Advisor to the President of Iran for Economical Cooperations Affairs
- Incumbent
- Assumed office 2 December 2024
- President: Masoud Pezeshkian
- Preceded by: Established Position

Member of the Parliament of Iran
- In office 28 May 2016 – 26 May 2020
- Preceded by: Ali Alilu
- Succeeded by: Jafar Rasti
- Constituency: Shabestar

Personal details
- Born: 28 February 1970 (age 56) Tehran, Iran
- Party: Iranian reformists

= Aghapour Alishahi =

Iranian politician

Masoumeh Aghapour Alishahi (born 28 February 1970) is an Iranian economist and politician. She is President Pezeshkian's advisor for economical cooperations affairs since December 2024.

==Biography==
Masoumeh Aghapour Alishahi, born in Tehran, Iran, has a Doctorate degree (Ph.D.) in economics, with a major in Labour Management, from Islamic Azad University in Qods, Tehran province, Iran. She lectures at Allameh Tabataba'i University, Islamic Azad University and University of Applied Science and Technology, Tehran, Iran. Aside from academics, she featured in politics as Shabester constituency representative in the Islamic consultative assembly. This position took effect during the June 2016 parliamentary elections where she was elected as a member of the tenth Islamic parliament under the auspices of reformist universal alliance party, with 24,952 out of a total 40,472 valid votes. The post was halted after she was declared ineligible to participate in the 2020 parliamentary elections for religious reasons. She was also a member of Iranian parliament's economy commission.

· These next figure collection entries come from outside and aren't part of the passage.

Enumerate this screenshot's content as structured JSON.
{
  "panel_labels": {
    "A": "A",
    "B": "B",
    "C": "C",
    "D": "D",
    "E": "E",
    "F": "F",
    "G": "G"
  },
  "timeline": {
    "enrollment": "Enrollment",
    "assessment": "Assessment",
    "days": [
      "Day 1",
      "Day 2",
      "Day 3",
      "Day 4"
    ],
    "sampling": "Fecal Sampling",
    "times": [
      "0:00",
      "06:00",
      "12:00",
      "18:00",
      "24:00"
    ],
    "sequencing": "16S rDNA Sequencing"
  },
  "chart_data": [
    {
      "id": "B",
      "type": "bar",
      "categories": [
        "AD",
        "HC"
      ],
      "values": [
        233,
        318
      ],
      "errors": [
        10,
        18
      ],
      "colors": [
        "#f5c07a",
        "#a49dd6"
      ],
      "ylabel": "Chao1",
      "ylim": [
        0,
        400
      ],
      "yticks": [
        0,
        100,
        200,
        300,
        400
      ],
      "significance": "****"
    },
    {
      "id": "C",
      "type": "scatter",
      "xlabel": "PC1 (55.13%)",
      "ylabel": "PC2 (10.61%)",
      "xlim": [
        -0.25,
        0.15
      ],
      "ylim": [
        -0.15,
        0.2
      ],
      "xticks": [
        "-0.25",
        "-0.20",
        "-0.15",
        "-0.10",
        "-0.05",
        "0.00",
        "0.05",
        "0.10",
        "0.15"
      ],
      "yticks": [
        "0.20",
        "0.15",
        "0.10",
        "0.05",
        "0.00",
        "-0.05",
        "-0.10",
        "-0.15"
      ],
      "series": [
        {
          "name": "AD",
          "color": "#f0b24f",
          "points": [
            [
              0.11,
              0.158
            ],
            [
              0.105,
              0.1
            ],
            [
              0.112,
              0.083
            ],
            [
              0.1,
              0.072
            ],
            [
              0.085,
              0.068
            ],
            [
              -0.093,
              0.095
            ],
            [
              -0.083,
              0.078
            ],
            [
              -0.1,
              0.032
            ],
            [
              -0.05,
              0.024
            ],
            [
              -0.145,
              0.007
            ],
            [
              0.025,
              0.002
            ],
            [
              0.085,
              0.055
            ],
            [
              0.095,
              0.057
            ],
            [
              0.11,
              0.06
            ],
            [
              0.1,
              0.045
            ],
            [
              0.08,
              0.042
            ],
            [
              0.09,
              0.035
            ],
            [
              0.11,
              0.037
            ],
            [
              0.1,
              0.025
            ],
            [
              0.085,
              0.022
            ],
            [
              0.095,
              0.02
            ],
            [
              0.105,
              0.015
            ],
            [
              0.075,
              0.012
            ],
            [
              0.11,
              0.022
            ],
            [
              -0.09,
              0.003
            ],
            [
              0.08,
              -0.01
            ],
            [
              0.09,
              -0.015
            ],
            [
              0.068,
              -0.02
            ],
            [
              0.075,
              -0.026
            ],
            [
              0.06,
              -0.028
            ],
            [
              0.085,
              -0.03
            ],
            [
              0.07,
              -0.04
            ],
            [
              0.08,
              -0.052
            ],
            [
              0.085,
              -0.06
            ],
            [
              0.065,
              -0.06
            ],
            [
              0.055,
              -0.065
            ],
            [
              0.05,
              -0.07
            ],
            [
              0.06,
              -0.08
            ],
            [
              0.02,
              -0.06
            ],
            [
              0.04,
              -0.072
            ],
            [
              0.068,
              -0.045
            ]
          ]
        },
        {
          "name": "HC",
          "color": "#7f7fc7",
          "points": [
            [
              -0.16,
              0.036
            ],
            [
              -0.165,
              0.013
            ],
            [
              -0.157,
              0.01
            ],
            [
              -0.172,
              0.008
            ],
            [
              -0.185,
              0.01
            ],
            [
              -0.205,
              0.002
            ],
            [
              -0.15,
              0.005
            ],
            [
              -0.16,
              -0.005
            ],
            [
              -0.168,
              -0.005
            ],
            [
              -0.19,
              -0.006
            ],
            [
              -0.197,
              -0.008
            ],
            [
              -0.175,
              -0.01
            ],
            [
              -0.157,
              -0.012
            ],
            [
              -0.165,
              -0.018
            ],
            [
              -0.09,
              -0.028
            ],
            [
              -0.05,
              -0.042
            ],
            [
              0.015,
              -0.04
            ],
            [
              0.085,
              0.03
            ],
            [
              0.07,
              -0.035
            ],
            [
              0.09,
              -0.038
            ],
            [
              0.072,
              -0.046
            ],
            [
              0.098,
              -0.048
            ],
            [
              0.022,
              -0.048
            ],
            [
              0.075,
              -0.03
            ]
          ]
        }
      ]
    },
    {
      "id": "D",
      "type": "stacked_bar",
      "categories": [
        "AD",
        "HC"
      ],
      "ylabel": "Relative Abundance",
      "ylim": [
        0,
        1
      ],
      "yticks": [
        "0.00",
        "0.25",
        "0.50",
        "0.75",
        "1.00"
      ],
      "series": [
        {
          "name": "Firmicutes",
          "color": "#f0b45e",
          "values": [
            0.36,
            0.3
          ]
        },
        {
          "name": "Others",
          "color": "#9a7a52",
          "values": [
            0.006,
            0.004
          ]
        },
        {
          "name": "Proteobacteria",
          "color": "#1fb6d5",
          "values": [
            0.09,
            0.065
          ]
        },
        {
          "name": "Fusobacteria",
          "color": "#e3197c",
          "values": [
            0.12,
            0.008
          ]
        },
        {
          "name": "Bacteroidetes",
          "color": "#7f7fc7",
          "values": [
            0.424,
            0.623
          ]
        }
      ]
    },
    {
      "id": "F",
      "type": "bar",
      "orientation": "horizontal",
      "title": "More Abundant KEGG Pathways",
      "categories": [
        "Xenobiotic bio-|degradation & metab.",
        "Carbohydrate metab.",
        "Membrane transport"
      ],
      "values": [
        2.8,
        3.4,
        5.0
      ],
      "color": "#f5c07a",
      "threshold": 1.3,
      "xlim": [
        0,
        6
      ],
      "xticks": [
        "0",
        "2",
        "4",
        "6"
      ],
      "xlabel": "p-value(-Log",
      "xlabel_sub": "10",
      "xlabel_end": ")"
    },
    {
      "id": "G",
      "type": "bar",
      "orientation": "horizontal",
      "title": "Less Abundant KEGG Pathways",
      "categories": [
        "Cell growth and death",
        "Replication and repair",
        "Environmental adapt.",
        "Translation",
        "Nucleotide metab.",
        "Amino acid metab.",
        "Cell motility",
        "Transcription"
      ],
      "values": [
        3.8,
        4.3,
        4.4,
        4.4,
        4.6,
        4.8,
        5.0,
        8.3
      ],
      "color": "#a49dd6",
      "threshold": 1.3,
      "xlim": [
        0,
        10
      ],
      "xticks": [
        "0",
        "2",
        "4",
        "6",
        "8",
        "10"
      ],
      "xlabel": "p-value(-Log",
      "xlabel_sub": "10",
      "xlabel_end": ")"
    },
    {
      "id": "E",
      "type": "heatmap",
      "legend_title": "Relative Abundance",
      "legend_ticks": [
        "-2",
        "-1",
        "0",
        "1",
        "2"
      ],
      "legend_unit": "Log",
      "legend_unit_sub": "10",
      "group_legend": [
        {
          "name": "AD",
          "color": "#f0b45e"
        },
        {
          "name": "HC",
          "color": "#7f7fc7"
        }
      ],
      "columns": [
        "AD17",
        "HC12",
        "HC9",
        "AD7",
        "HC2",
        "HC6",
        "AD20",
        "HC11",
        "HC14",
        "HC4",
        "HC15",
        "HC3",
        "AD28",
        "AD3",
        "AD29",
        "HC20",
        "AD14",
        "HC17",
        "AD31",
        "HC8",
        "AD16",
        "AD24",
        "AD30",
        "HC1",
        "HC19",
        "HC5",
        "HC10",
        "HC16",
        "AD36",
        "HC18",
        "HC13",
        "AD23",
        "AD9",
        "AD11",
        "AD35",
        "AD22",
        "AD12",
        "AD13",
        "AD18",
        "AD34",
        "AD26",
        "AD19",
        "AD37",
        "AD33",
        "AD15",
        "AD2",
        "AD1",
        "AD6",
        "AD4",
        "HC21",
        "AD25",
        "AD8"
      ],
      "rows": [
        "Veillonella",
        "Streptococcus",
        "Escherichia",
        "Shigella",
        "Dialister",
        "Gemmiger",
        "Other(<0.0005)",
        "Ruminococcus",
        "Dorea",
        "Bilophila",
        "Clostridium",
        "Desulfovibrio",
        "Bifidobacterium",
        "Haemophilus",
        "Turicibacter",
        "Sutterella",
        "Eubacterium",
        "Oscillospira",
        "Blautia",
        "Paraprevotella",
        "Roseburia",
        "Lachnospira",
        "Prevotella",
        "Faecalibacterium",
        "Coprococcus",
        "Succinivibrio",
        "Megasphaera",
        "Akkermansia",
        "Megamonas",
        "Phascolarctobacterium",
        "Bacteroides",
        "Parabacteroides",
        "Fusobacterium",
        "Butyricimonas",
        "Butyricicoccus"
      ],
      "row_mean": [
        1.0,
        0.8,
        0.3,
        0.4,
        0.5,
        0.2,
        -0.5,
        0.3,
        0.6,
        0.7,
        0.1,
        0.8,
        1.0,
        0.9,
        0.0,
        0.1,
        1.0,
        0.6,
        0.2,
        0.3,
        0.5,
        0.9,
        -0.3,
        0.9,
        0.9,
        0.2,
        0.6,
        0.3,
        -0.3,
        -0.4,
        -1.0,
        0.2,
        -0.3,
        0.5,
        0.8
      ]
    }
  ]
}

These political positions availed her of the opportunity to be one of the attendees of the 15th parliamentary union of the Organization of Islamic Cooperation (OIC) member states (PUIC) held in Burkina Faso on 28 January 2020, where sharing experiences in law formulation with other Muslim lawmakers was the subject of discussion.

As a member of the tenth Islamic parliament, she advocated for privatization of the automobile industry, to ensure industry protection, enhancement and promotion. This strong support for the automobile industry was eminent in her remarks during her site visit to Crouse auto part manufacturing company, Iran. She also banged the drum for easy access to bank loans, financial resources and modern technologies in industries. This was declared, alongside a host of commission members at the Mobarakeh Steel Company (MSC), prior to its anniversary.

Masoumeh Aghapour Alishahi's advocacies were obvious efforts of the parliament, during her tenure, to work with the Iranian government to improve the country's economic situation.

In February 2020, after the 2019 coronavirus epidemic spread to Iran, she was reportedly infected with SARS-CoV-2, also known as COVID-19.